These hot- and cold-aisle best design practices are key precursors to containment, because when they’re done incorrectly, containment will likely fail to work as expected.

Containment might not be worth it in lower-density data centers because there is less chance for the hot and cold air to mix in a traditional hot-aisle/cold-aisle design.

“I think the ROI in low-density environments probably won’t be there,” Nelson said. “The cost of implementing curtains or whatever would exceed how much you would save.”

But that threshold is low. Data centers with densities as low as 2 kW per rack should consider hot-aisle/cold-aisle containment, Nelson said. He suggests calling the utility company, or other data center companies, who will perform free data center assessments. In some cases, the utility will then offer a rebate if a data center decides to implement containment. Utilities have handed out millions of dollars to data centers for implementing energy efficient designs.

Hot aisle containment or cold aisle containment?

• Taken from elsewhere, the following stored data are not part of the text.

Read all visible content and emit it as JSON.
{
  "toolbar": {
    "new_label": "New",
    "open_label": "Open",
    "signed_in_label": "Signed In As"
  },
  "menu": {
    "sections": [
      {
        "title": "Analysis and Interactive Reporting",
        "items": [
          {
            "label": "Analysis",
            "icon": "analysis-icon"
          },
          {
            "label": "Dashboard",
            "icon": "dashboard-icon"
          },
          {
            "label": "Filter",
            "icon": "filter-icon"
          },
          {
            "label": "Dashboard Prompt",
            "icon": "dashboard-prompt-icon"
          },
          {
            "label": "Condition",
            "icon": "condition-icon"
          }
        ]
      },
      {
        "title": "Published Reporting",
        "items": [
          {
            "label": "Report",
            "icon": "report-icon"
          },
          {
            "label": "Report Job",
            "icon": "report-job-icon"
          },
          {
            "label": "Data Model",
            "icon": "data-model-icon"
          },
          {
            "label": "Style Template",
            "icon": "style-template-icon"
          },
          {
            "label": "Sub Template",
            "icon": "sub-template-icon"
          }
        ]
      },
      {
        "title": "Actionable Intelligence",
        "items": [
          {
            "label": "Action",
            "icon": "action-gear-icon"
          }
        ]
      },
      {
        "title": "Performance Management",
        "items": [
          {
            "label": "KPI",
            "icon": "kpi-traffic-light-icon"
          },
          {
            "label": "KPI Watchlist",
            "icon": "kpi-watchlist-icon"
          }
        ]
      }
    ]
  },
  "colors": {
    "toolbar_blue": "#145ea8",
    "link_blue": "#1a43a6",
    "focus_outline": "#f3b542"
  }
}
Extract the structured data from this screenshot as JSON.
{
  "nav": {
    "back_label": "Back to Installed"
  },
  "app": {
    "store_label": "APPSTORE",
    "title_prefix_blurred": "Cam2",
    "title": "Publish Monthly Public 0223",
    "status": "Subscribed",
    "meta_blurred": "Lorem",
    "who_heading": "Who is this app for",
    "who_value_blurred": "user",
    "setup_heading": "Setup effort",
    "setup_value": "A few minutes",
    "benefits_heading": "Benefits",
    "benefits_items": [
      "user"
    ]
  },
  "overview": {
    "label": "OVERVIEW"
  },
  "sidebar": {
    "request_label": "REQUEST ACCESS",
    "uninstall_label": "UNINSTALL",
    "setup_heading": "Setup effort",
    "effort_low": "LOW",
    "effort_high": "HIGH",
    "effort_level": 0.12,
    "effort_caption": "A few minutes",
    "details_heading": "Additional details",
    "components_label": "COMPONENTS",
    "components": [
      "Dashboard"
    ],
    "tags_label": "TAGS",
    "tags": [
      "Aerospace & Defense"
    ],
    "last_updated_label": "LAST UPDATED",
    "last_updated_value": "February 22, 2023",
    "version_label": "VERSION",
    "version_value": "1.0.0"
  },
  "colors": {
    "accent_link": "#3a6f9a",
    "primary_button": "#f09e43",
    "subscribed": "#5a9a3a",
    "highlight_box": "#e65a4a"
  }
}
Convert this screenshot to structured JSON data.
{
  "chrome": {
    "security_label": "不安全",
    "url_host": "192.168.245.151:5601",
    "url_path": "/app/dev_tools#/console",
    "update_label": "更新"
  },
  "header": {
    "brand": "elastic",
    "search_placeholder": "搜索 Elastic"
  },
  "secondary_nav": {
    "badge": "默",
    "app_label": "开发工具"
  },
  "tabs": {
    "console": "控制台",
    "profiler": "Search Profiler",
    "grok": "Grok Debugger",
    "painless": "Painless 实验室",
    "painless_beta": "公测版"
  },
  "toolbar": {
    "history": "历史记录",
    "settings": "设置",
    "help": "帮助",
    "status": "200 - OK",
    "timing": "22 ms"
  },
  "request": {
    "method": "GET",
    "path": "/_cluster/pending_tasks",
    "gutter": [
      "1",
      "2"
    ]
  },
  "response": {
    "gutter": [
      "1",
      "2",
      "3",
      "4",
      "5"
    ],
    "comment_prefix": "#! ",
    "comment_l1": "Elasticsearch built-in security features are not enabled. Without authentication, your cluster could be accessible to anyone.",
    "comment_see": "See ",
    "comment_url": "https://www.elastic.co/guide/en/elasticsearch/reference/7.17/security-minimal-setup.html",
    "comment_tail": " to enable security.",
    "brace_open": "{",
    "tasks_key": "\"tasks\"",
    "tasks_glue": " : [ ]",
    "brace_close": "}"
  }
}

Next up for data center managers is deciding whether to contain the hot or the cold aisle. On this score, opinions vary. For example, American Power Conversion Corp. (APC) sells a pre-packaged hot -aisle containment product. Liebert Corp. sells cold-aisle containment. Not surprisingly, both APC and Liebert argue that their solution is best.

“Containing the hot aisle means you can turn the rest of your data center into the cold aisle”.

Containing the hot aisle means you can turn the rest of your data center into the cold aisle, as long as there is containment everywhere. That is how data center colocation company Advanced Data Centers built its Sacramento, Calif., facility, which the U.S. Green Building Council has pre-certified for Leadership in Energy and Environmental Design (or LEED) Platinum status in energy efficiency.

“We’re just pressuring the entire space with cool air where the cabinets are located, said Bob Seese, the president of Advanced Data Centers. “The room is considered the cold aisle.”

This approach includes concerns that when contained the hot aisle might get too hot for the IT equipment and uncomfortable for people to work in the space. Nelson, however, said that as long as there’s good airflow and the air is being swiftly exhausted from the space, overheating shouldn’t be a problem.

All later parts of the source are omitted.